Una sola messa. Una sola offerta. Questo è ciò che il Vaticano chiede alle parrocchie: evitare di cumulare le richieste dei fedeli e di dedicare a ogni intenzione una singola e personale celebrazione. Qualora questo non fosse possibile, per mancanza di sacerdoti disponibili, il prete potrà trattenere sola una delle offerte ricevute, devolvendo il resto alle parrocchie in stato di necessità o a quelle nei “paesi di missione”.

Decreto – A tale scopo il Dicastero per il Clero, con il via libera di Papa Francesco, ha emanato un nuovo decreto (qui il testo integrale) che entrerà in vigore il 20 aprile, in occasione della Domenica di Pasqua. «É stato più volte espresso il divieto di applicare una sola Messa per più intenzioni, per le quali sono state accettate rispettivamente più offerte. Tale prassi, come anche la mancata applicazione di una Messa in rapporto all’offerta accettata, sono state giudicate contrarie alla giustizia, come viene ripetutamente espresso nei documenti ecclesiastici», si legge all’interno del Decreto del Dicastero per il clero sulla disciplina delle intenzioni delle Sante Messe.

Sacramenti – Sempre nel proclama, che porta la firma del cardinale prefetto Lazzaro You Heung sik, si sottolinea che per quanto riguarda i sacramenti – battesimi, comunioni, cresime e matrimoni – e i funerali, il sacerdote, «oltre alle offerte determinate dalla competente autorità», non deve domandare nulla, «evitando sempre che i più bisognosi siano privati dell’aiuto dei sacramenti a motivo della povertà». L’offerta, come tra l’altro suggerisce la parola stessa, dovrebbe essere quindi sempre a discrezione dei fedeli. «Di frequente ci comportiamo come controllori della grazia e non come facilitatori.

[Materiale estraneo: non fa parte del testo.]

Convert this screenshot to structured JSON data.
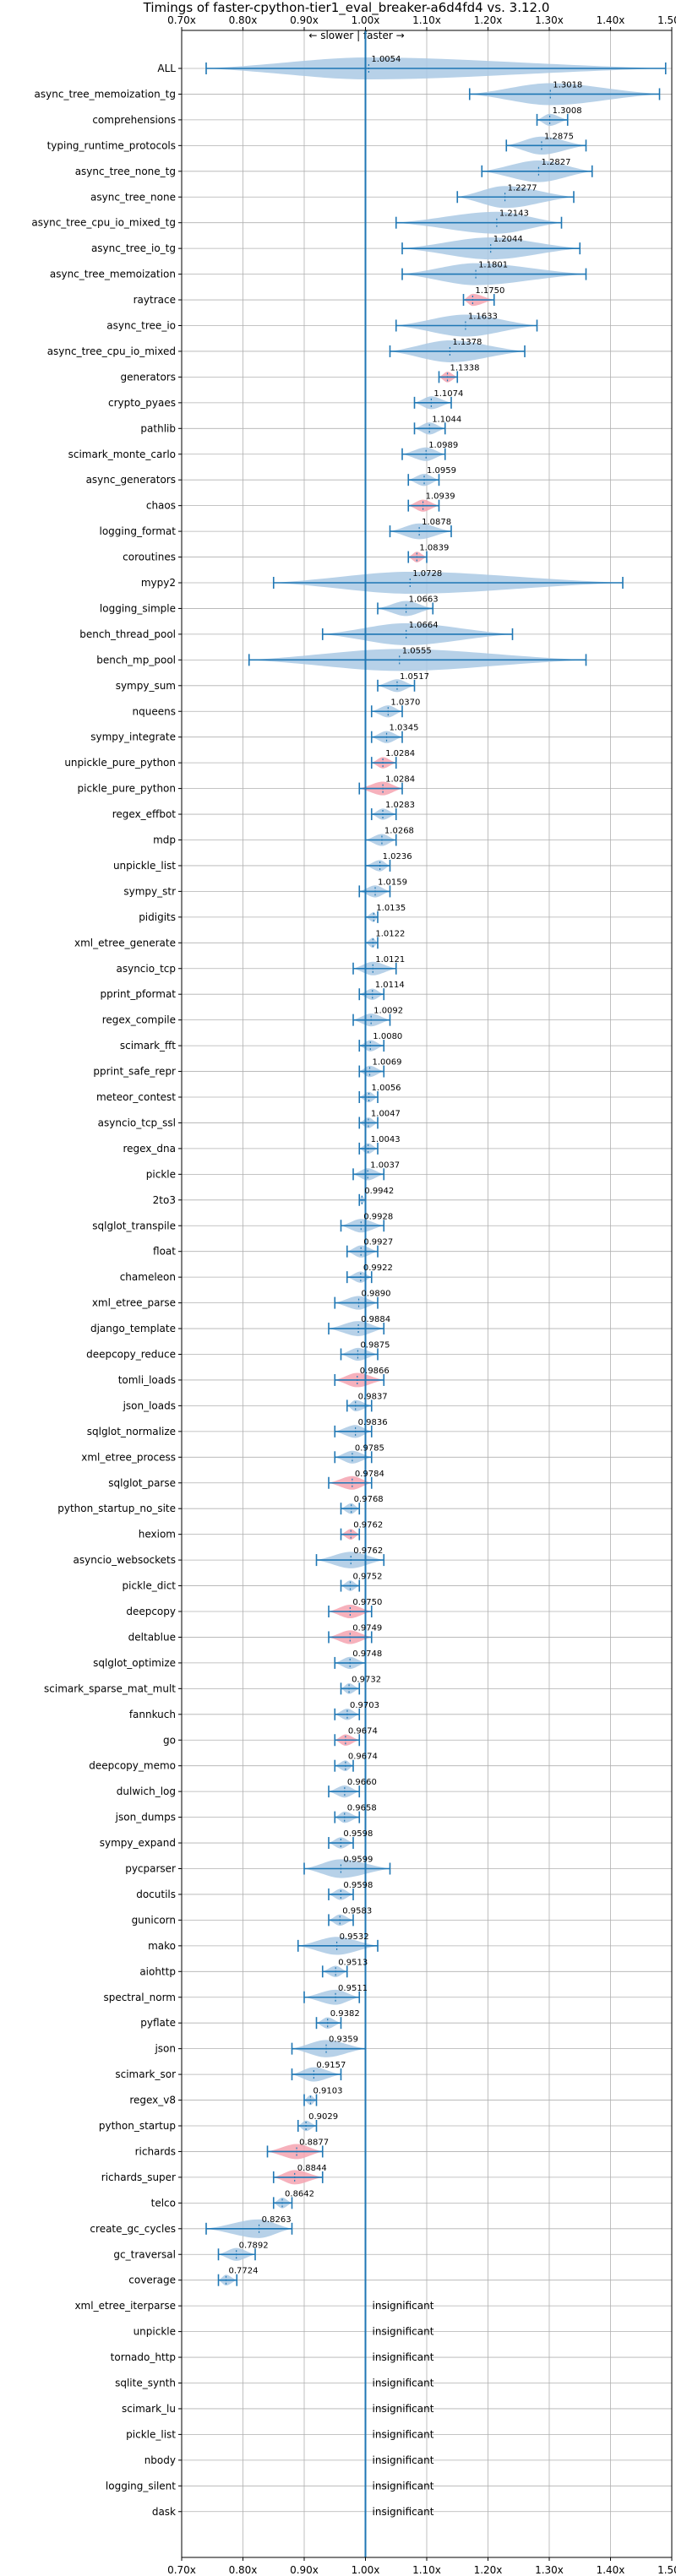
{
  "chart_data": {
    "type": "violin",
    "title": "Timings of faster-cpython-tier1_eval_breaker-a6d4fd4 vs. 3.12.0",
    "direction_label": "← slower | faster →",
    "insignificant_label": "insignificant",
    "xlim": [
      0.7,
      1.5
    ],
    "xticks": [
      "0.70x",
      "0.80x",
      "0.90x",
      "1.00x",
      "1.10x",
      "1.20x",
      "1.30x",
      "1.40x",
      "1.50x"
    ],
    "xtick_values": [
      0.7,
      0.8,
      0.9,
      1.0,
      1.1,
      1.2,
      1.3,
      1.4,
      1.5
    ],
    "reference_x": 1.0,
    "grid": true,
    "colors": {
      "violin": "#aac9e4",
      "violin_highlight": "#f4a3b0",
      "line": "#1f77b4",
      "grid": "#b0b0b0",
      "axis": "#000000"
    },
    "benchmarks": [
      {
        "name": "ALL",
        "label": "1.0054",
        "mean": 1.0054,
        "min": 0.74,
        "max": 1.49,
        "hl": false,
        "sig": true
      },
      {
        "name": "async_tree_memoization_tg",
        "label": "1.3018",
        "mean": 1.3018,
        "min": 1.17,
        "max": 1.48,
        "hl": false,
        "sig": true
      },
      {
        "name": "comprehensions",
        "label": "1.3008",
        "mean": 1.3008,
        "min": 1.28,
        "max": 1.33,
        "hl": false,
        "sig": true
      },
      {
        "name": "typing_runtime_protocols",
        "label": "1.2875",
        "mean": 1.2875,
        "min": 1.23,
        "max": 1.36,
        "hl": false,
        "sig": true
      },
      {
        "name": "async_tree_none_tg",
        "label": "1.2827",
        "mean": 1.2827,
        "min": 1.19,
        "max": 1.37,
        "hl": false,
        "sig": true
      },
      {
        "name": "async_tree_none",
        "label": "1.2277",
        "mean": 1.2277,
        "min": 1.15,
        "max": 1.34,
        "hl": false,
        "sig": true
      },
      {
        "name": "async_tree_cpu_io_mixed_tg",
        "label": "1.2143",
        "mean": 1.2143,
        "min": 1.05,
        "max": 1.32,
        "hl": false,
        "sig": true
      },
      {
        "name": "async_tree_io_tg",
        "label": "1.2044",
        "mean": 1.2044,
        "min": 1.06,
        "max": 1.35,
        "hl": false,
        "sig": true
      },
      {
        "name": "async_tree_memoization",
        "label": "1.1801",
        "mean": 1.1801,
        "min": 1.06,
        "max": 1.36,
        "hl": false,
        "sig": true
      },
      {
        "name": "raytrace",
        "label": "1.1750",
        "mean": 1.175,
        "min": 1.16,
        "max": 1.21,
        "hl": true,
        "sig": true
      },
      {
        "name": "async_tree_io",
        "label": "1.1633",
        "mean": 1.1633,
        "min": 1.05,
        "max": 1.28,
        "hl": false,
        "sig": true
      },
      {
        "name": "async_tree_cpu_io_mixed",
        "label": "1.1378",
        "mean": 1.1378,
        "min": 1.04,
        "max": 1.26,
        "hl": false,
        "sig": true
      },
      {
        "name": "generators",
        "label": "1.1338",
        "mean": 1.1338,
        "min": 1.12,
        "max": 1.15,
        "hl": true,
        "sig": true
      },
      {
        "name": "crypto_pyaes",
        "label": "1.1074",
        "mean": 1.1074,
        "min": 1.08,
        "max": 1.14,
        "hl": false,
        "sig": true
      },
      {
        "name": "pathlib",
        "label": "1.1044",
        "mean": 1.1044,
        "min": 1.08,
        "max": 1.13,
        "hl": false,
        "sig": true
      },
      {
        "name": "scimark_monte_carlo",
        "label": "1.0989",
        "mean": 1.0989,
        "min": 1.06,
        "max": 1.13,
        "hl": false,
        "sig": true
      },
      {
        "name": "async_generators",
        "label": "1.0959",
        "mean": 1.0959,
        "min": 1.07,
        "max": 1.12,
        "hl": false,
        "sig": true
      },
      {
        "name": "chaos",
        "label": "1.0939",
        "mean": 1.0939,
        "min": 1.07,
        "max": 1.12,
        "hl": true,
        "sig": true
      },
      {
        "name": "logging_format",
        "label": "1.0878",
        "mean": 1.0878,
        "min": 1.04,
        "max": 1.14,
        "hl": false,
        "sig": true
      },
      {
        "name": "coroutines",
        "label": "1.0839",
        "mean": 1.0839,
        "min": 1.07,
        "max": 1.1,
        "hl": true,
        "sig": true
      },
      {
        "name": "mypy2",
        "label": "1.0728",
        "mean": 1.0728,
        "min": 0.85,
        "max": 1.42,
        "hl": false,
        "sig": true
      },
      {
        "name": "logging_simple",
        "label": "1.0663",
        "mean": 1.0663,
        "min": 1.02,
        "max": 1.11,
        "hl": false,
        "sig": true
      },
      {
        "name": "bench_thread_pool",
        "label": "1.0664",
        "mean": 1.0664,
        "min": 0.93,
        "max": 1.24,
        "hl": false,
        "sig": true
      },
      {
        "name": "bench_mp_pool",
        "label": "1.0555",
        "mean": 1.0555,
        "min": 0.81,
        "max": 1.36,
        "hl": false,
        "sig": true
      },
      {
        "name": "sympy_sum",
        "label": "1.0517",
        "mean": 1.0517,
        "min": 1.02,
        "max": 1.08,
        "hl": false,
        "sig": true
      },
      {
        "name": "nqueens",
        "label": "1.0370",
        "mean": 1.037,
        "min": 1.01,
        "max": 1.06,
        "hl": false,
        "sig": true
      },
      {
        "name": "sympy_integrate",
        "label": "1.0345",
        "mean": 1.0345,
        "min": 1.01,
        "max": 1.06,
        "hl": false,
        "sig": true
      },
      {
        "name": "unpickle_pure_python",
        "label": "1.0284",
        "mean": 1.0284,
        "min": 1.01,
        "max": 1.05,
        "hl": true,
        "sig": true
      },
      {
        "name": "pickle_pure_python",
        "label": "1.0284",
        "mean": 1.0284,
        "min": 0.99,
        "max": 1.06,
        "hl": true,
        "sig": true
      },
      {
        "name": "regex_effbot",
        "label": "1.0283",
        "mean": 1.0283,
        "min": 1.01,
        "max": 1.05,
        "hl": false,
        "sig": true
      },
      {
        "name": "mdp",
        "label": "1.0268",
        "mean": 1.0268,
        "min": 1.0,
        "max": 1.05,
        "hl": false,
        "sig": true
      },
      {
        "name": "unpickle_list",
        "label": "1.0236",
        "mean": 1.0236,
        "min": 1.0,
        "max": 1.04,
        "hl": false,
        "sig": true
      },
      {
        "name": "sympy_str",
        "label": "1.0159",
        "mean": 1.0159,
        "min": 0.99,
        "max": 1.04,
        "hl": false,
        "sig": true
      },
      {
        "name": "pidigits",
        "label": "1.0135",
        "mean": 1.0135,
        "min": 1.0,
        "max": 1.02,
        "hl": false,
        "sig": true
      },
      {
        "name": "xml_etree_generate",
        "label": "1.0122",
        "mean": 1.0122,
        "min": 1.0,
        "max": 1.02,
        "hl": false,
        "sig": true
      },
      {
        "name": "asyncio_tcp",
        "label": "1.0121",
        "mean": 1.0121,
        "min": 0.98,
        "max": 1.05,
        "hl": false,
        "sig": true
      },
      {
        "name": "pprint_pformat",
        "label": "1.0114",
        "mean": 1.0114,
        "min": 0.99,
        "max": 1.03,
        "hl": false,
        "sig": true
      },
      {
        "name": "regex_compile",
        "label": "1.0092",
        "mean": 1.0092,
        "min": 0.98,
        "max": 1.04,
        "hl": false,
        "sig": true
      },
      {
        "name": "scimark_fft",
        "label": "1.0080",
        "mean": 1.008,
        "min": 0.99,
        "max": 1.03,
        "hl": false,
        "sig": true
      },
      {
        "name": "pprint_safe_repr",
        "label": "1.0069",
        "mean": 1.0069,
        "min": 0.99,
        "max": 1.03,
        "hl": false,
        "sig": true
      },
      {
        "name": "meteor_contest",
        "label": "1.0056",
        "mean": 1.0056,
        "min": 0.99,
        "max": 1.02,
        "hl": false,
        "sig": true
      },
      {
        "name": "asyncio_tcp_ssl",
        "label": "1.0047",
        "mean": 1.0047,
        "min": 0.99,
        "max": 1.02,
        "hl": false,
        "sig": true
      },
      {
        "name": "regex_dna",
        "label": "1.0043",
        "mean": 1.0043,
        "min": 0.99,
        "max": 1.02,
        "hl": false,
        "sig": true
      },
      {
        "name": "pickle",
        "label": "1.0037",
        "mean": 1.0037,
        "min": 0.98,
        "max": 1.03,
        "hl": false,
        "sig": true
      },
      {
        "name": "2to3",
        "label": "0.9942",
        "mean": 0.9942,
        "min": 0.99,
        "max": 1.0,
        "hl": false,
        "sig": true
      },
      {
        "name": "sqlglot_transpile",
        "label": "0.9928",
        "mean": 0.9928,
        "min": 0.96,
        "max": 1.03,
        "hl": false,
        "sig": true
      },
      {
        "name": "float",
        "label": "0.9927",
        "mean": 0.9927,
        "min": 0.97,
        "max": 1.02,
        "hl": false,
        "sig": true
      },
      {
        "name": "chameleon",
        "label": "0.9922",
        "mean": 0.9922,
        "min": 0.97,
        "max": 1.01,
        "hl": false,
        "sig": true
      },
      {
        "name": "xml_etree_parse",
        "label": "0.9890",
        "mean": 0.989,
        "min": 0.95,
        "max": 1.02,
        "hl": false,
        "sig": true
      },
      {
        "name": "django_template",
        "label": "0.9884",
        "mean": 0.9884,
        "min": 0.94,
        "max": 1.03,
        "hl": false,
        "sig": true
      },
      {
        "name": "deepcopy_reduce",
        "label": "0.9875",
        "mean": 0.9875,
        "min": 0.96,
        "max": 1.02,
        "hl": false,
        "sig": true
      },
      {
        "name": "tomli_loads",
        "label": "0.9866",
        "mean": 0.9866,
        "min": 0.95,
        "max": 1.03,
        "hl": true,
        "sig": true
      },
      {
        "name": "json_loads",
        "label": "0.9837",
        "mean": 0.9837,
        "min": 0.97,
        "max": 1.01,
        "hl": false,
        "sig": true
      },
      {
        "name": "sqlglot_normalize",
        "label": "0.9836",
        "mean": 0.9836,
        "min": 0.95,
        "max": 1.01,
        "hl": false,
        "sig": true
      },
      {
        "name": "xml_etree_process",
        "label": "0.9785",
        "mean": 0.9785,
        "min": 0.95,
        "max": 1.01,
        "hl": false,
        "sig": true
      },
      {
        "name": "sqlglot_parse",
        "label": "0.9784",
        "mean": 0.9784,
        "min": 0.94,
        "max": 1.01,
        "hl": true,
        "sig": true
      },
      {
        "name": "python_startup_no_site",
        "label": "0.9768",
        "mean": 0.9768,
        "min": 0.96,
        "max": 0.99,
        "hl": false,
        "sig": true
      },
      {
        "name": "hexiom",
        "label": "0.9762",
        "mean": 0.9762,
        "min": 0.96,
        "max": 0.99,
        "hl": true,
        "sig": true
      },
      {
        "name": "asyncio_websockets",
        "label": "0.9762",
        "mean": 0.9762,
        "min": 0.92,
        "max": 1.03,
        "hl": false,
        "sig": true
      },
      {
        "name": "pickle_dict",
        "label": "0.9752",
        "mean": 0.9752,
        "min": 0.96,
        "max": 0.99,
        "hl": false,
        "sig": true
      },
      {
        "name": "deepcopy",
        "label": "0.9750",
        "mean": 0.975,
        "min": 0.94,
        "max": 1.01,
        "hl": true,
        "sig": true
      },
      {
        "name": "deltablue",
        "label": "0.9749",
        "mean": 0.9749,
        "min": 0.94,
        "max": 1.01,
        "hl": true,
        "sig": true
      },
      {
        "name": "sqlglot_optimize",
        "label": "0.9748",
        "mean": 0.9748,
        "min": 0.95,
        "max": 1.0,
        "hl": false,
        "sig": true
      },
      {
        "name": "scimark_sparse_mat_mult",
        "label": "0.9732",
        "mean": 0.9732,
        "min": 0.96,
        "max": 0.99,
        "hl": false,
        "sig": true
      },
      {
        "name": "fannkuch",
        "label": "0.9703",
        "mean": 0.9703,
        "min": 0.95,
        "max": 0.99,
        "hl": false,
        "sig": true
      },
      {
        "name": "go",
        "label": "0.9674",
        "mean": 0.9674,
        "min": 0.95,
        "max": 0.99,
        "hl": true,
        "sig": true
      },
      {
        "name": "deepcopy_memo",
        "label": "0.9674",
        "mean": 0.9674,
        "min": 0.95,
        "max": 0.98,
        "hl": false,
        "sig": true
      },
      {
        "name": "dulwich_log",
        "label": "0.9660",
        "mean": 0.966,
        "min": 0.94,
        "max": 0.99,
        "hl": false,
        "sig": true
      },
      {
        "name": "json_dumps",
        "label": "0.9658",
        "mean": 0.9658,
        "min": 0.95,
        "max": 0.99,
        "hl": false,
        "sig": true
      },
      {
        "name": "sympy_expand",
        "label": "0.9598",
        "mean": 0.9598,
        "min": 0.94,
        "max": 0.98,
        "hl": false,
        "sig": true
      },
      {
        "name": "pycparser",
        "label": "0.9599",
        "mean": 0.9599,
        "min": 0.9,
        "max": 1.04,
        "hl": false,
        "sig": true
      },
      {
        "name": "docutils",
        "label": "0.9598",
        "mean": 0.9598,
        "min": 0.94,
        "max": 0.98,
        "hl": false,
        "sig": true
      },
      {
        "name": "gunicorn",
        "label": "0.9583",
        "mean": 0.9583,
        "min": 0.94,
        "max": 0.98,
        "hl": false,
        "sig": true
      },
      {
        "name": "mako",
        "label": "0.9532",
        "mean": 0.9532,
        "min": 0.89,
        "max": 1.02,
        "hl": false,
        "sig": true
      },
      {
        "name": "aiohttp",
        "label": "0.9513",
        "mean": 0.9513,
        "min": 0.93,
        "max": 0.97,
        "hl": false,
        "sig": true
      },
      {
        "name": "spectral_norm",
        "label": "0.9511",
        "mean": 0.9511,
        "min": 0.9,
        "max": 0.99,
        "hl": false,
        "sig": true
      },
      {
        "name": "pyflate",
        "label": "0.9382",
        "mean": 0.9382,
        "min": 0.92,
        "max": 0.96,
        "hl": false,
        "sig": true
      },
      {
        "name": "json",
        "label": "0.9359",
        "mean": 0.9359,
        "min": 0.88,
        "max": 1.0,
        "hl": false,
        "sig": true
      },
      {
        "name": "scimark_sor",
        "label": "0.9157",
        "mean": 0.9157,
        "min": 0.88,
        "max": 0.96,
        "hl": false,
        "sig": true
      },
      {
        "name": "regex_v8",
        "label": "0.9103",
        "mean": 0.9103,
        "min": 0.9,
        "max": 0.92,
        "hl": false,
        "sig": true
      },
      {
        "name": "python_startup",
        "label": "0.9029",
        "mean": 0.9029,
        "min": 0.89,
        "max": 0.92,
        "hl": false,
        "sig": true
      },
      {
        "name": "richards",
        "label": "0.8877",
        "mean": 0.8877,
        "min": 0.84,
        "max": 0.93,
        "hl": true,
        "sig": true
      },
      {
        "name": "richards_super",
        "label": "0.8844",
        "mean": 0.8844,
        "min": 0.85,
        "max": 0.93,
        "hl": true,
        "sig": true
      },
      {
        "name": "telco",
        "label": "0.8642",
        "mean": 0.8642,
        "min": 0.85,
        "max": 0.88,
        "hl": false,
        "sig": true
      },
      {
        "name": "create_gc_cycles",
        "label": "0.8263",
        "mean": 0.8263,
        "min": 0.74,
        "max": 0.88,
        "hl": false,
        "sig": true
      },
      {
        "name": "gc_traversal",
        "label": "0.7892",
        "mean": 0.7892,
        "min": 0.76,
        "max": 0.82,
        "hl": false,
        "sig": true
      },
      {
        "name": "coverage",
        "label": "0.7724",
        "mean": 0.7724,
        "min": 0.76,
        "max": 0.79,
        "hl": false,
        "sig": true
      },
      {
        "name": "xml_etree_iterparse",
        "label": "",
        "mean": 1.0,
        "min": 1.0,
        "max": 1.0,
        "hl": false,
        "sig": false
      },
      {
        "name": "unpickle",
        "label": "",
        "mean": 1.0,
        "min": 1.0,
        "max": 1.0,
        "hl": false,
        "sig": false
      },
      {
        "name": "tornado_http",
        "label": "",
        "mean": 1.0,
        "min": 1.0,
        "max": 1.0,
        "hl": false,
        "sig": false
      },
      {
        "name": "sqlite_synth",
        "label": "",
        "mean": 1.0,
        "min": 1.0,
        "max": 1.0,
        "hl": false,
        "sig": false
      },
      {
        "name": "scimark_lu",
        "label": "",
        "mean": 1.0,
        "min": 1.0,
        "max": 1.0,
        "hl": false,
        "sig": false
      },
      {
        "name": "pickle_list",
        "label": "",
        "mean": 1.0,
        "min": 1.0,
        "max": 1.0,
        "hl": false,
        "sig": false
      },
      {
        "name": "nbody",
        "label": "",
        "mean": 1.0,
        "min": 1.0,
        "max": 1.0,
        "hl": false,
        "sig": false
      },
      {
        "name": "logging_silent",
        "label": "",
        "mean": 1.0,
        "min": 1.0,
        "max": 1.0,
        "hl": false,
        "sig": false
      },
      {
        "name": "dask",
        "label": "",
        "mean": 1.0,
        "min": 1.0,
        "max": 1.0,
        "hl": false,
        "sig": false
      }
    ]
  }
}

Ma la Chiesa non è una dogana, è la casa paterna dove c’è posto per ciascuno con la sua vita faticosa», si legge nel documento che ribadisce le parole di Papa Francesco contenute nell’Evangelii Gaudium (il libro uscito nel 2013). Tuttavia, come evidenziato qualche riga più avanti, non c’è nessuna demonizzazione dell’offerta: «I fedeli per mezzo dell’offerta vogliono unirsi più strettamente al Sacrificio Eucaristico aggiungendovi un sacrificio proprio e collaborando alle necessità della Chiesa e, in particolare, contribuendo al mantenimento dei suoi sacri ministri. In questo modo si uniscono più intimamente a Cristo che offre sé stesso e sono, in un certo senso, ancor più profondamente inseriti nella comunione con Lui. Quest’uso non solo è approvato dalla Chiesa, ma da essa è anche promosso». Il problema, quindi, non è la donazione in sé ma «talune prassi che, abusivamente, si sono verificate».

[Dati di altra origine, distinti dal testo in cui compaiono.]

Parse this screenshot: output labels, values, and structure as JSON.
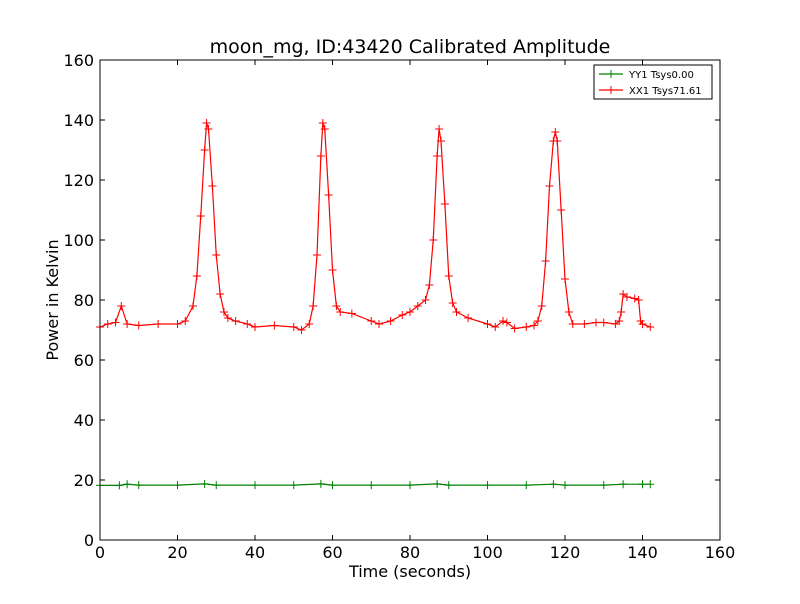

Messe commemorative – Spesso poi l’elenco dei nomi di parenti scomparsi, per i quali si celebra la messa commemorativa, è talmente lungo da occupare diversi minuti della celebrazione, quando invece «è stato più volte espresso il divieto di applicare una sola messa per più intenzioni, per le quali sono state accettate rispettivamente più offerte». Con l’applicazione del nuovo decreto questo si potrà fare solo se «tutti gli offerenti ne siano stati informati e liberamente abbiano acconsentito», tenendo conto inoltre che la volontà degli offerenti «non può mai essere presunta, anzi, in assenza di un consenso esplicito, si presume sempre che non sia stata data». Anche in questo caso, i soldi in più messi nella cassetta delle offerte non andranno al sacerdote in questione ma ai missionari. Regole più chiare insomma, volte garantire la trasparenza e il rispetto della volontà dei fedeli. Verifiche e aggiornamenti sulla corretta applicazione di questo decreto seguiranno nel 2035: «il Dicastero per il Clero annuncia che, trascorsi dieci anni dall’entrata in vigore di queste norme, promuoverà uno studio della prassi nonché della normativa vigente in materia, in vista di una verifica della sua applicazione e di un eventuale aggiornamento».